Par ordonnance du 4 septembre 2018, la clôture d’instruction a été fixée en dernier lieu au 5 octobre 2018.

Un mémoire présenté pour le syndicat mixte de valorisation touristique du Pic du Midi (SMVPTM) a été enregistré le 10 mai 2019, postérieurement à la clôture d’instruction.

Vu les autres pièces du dossier.

Vu :
– le code général des collectivités territoriales ;
– le livre des procédures fiscales ;
– le code de justice administrative.

Les parties ont été régulièrement averties du jour de l’audience.
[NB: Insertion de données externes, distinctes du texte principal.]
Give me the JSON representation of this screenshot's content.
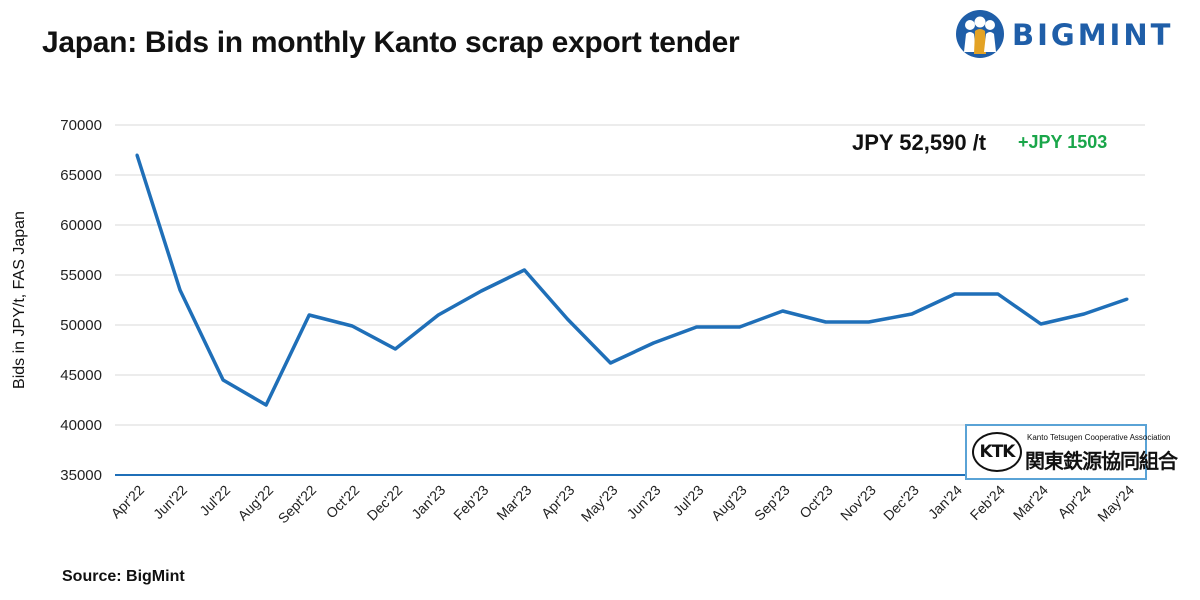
{
  "header": {
    "title": "Japan: Bids in monthly Kanto scrap export tender"
  },
  "brand": {
    "name": "BIGMINT",
    "color": "#1f5ea8"
  },
  "annotation": {
    "price": "JPY 52,590 /t",
    "change": "+JPY 1503",
    "change_color": "#1aa64a"
  },
  "badge": {
    "abbr": "KTK",
    "name_en": "Kanto Tetsugen Cooperative Association",
    "name_jp": "関東鉄源協同組合"
  },
  "footer": {
    "source": "Source: BigMint"
  },
  "chart_data": {
    "type": "line",
    "title": "Japan: Bids in monthly Kanto scrap export tender",
    "xlabel": "",
    "ylabel": "Bids in JPY/t, FAS Japan",
    "ylim": [
      35000,
      70000
    ],
    "yticks": [
      35000,
      40000,
      45000,
      50000,
      55000,
      60000,
      65000,
      70000
    ],
    "grid": true,
    "line_color": "#1f6fb8",
    "categories": [
      "Apr'22",
      "Jun'22",
      "Jul'22",
      "Aug'22",
      "Sept'22",
      "Oct'22",
      "Dec'22",
      "Jan'23",
      "Feb'23",
      "Mar'23",
      "Apr'23",
      "May'23",
      "Jun'23",
      "Jul'23",
      "Aug'23",
      "Sep'23",
      "Oct'23",
      "Nov'23",
      "Dec'23",
      "Jan'24",
      "Feb'24",
      "Mar'24",
      "Apr'24",
      "May'24"
    ],
    "series": [
      {
        "values": [
          67000,
          53500,
          44500,
          42000,
          51000,
          49900,
          47600,
          51000,
          53400,
          55500,
          50600,
          46200,
          48200,
          49800,
          49800,
          51400,
          50300,
          50300,
          51100,
          53100,
          53100,
          50100,
          51100,
          52590
        ]
      }
    ]
  }
}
Ont été entendus au cours de l’audience publique :
– le rapport de M. Axel Basset,
– les conclusions de Mme Béatrice Molina-Andréo, rapporteur public ;
– et les observations de MeB…, représentant la commune de Bagnères-de-Bigorre et de MeA…, représentant le syndicat mixte de valorisation touristique du Pic du Midi.

Considérant ce qui suit :

1. Le syndicat mixte de valorisation touristique du Pic du Midi assure la gestion de l’ensemble des équipements installés et des services exploités dans la partie sommitale du Pic du Midi ouverte au public ainsi que l’exploitation d’un téléphérique partant d’une gare située sur le territoire de la commune de Bagnères-de-Bigorre et arrivant sur ce site, localisé sur le territoire de la commune de Sers. Dans le cadre d’un litige l’opposant à la commune de Bagnères-de-Bigorre depuis plusieurs années, portant sur les modalités de calcul de la taxe sur les remontées mécaniques prévue à l’article L. 2333-49 du code général des collectivités territoriales, le syndicat mixte de valorisation touristique du Pic du Midi a été rendu destinataire de quatre titres de recettes référencés n° 1381 bordereau 95, n° 1382 bordereau 95, n° 1653 bordereau 113 et n° 1726 bordereau 125, rendus exécutoires le 26 novembre 2015 par le maire de la commune de Bagnères-de-Bigorre, pris pour recouvrer les sommes respectives de 59 853,62 euros, 60 745,42 euros, 58 673,53 euros et 12 975,45 euros, correspondant à une part non acquittée de la taxe sur les remontées mécaniques due au titre des années 2013, 2014 et 2015. La commune de Bagnères-de-Bigorre relève appel du jugement du 28 mars 2017 par lequel le tribunal administratif de Pau, saisi par le syndicat mixte, l’a déchargé de l’ensemble des sommes susmentionnées.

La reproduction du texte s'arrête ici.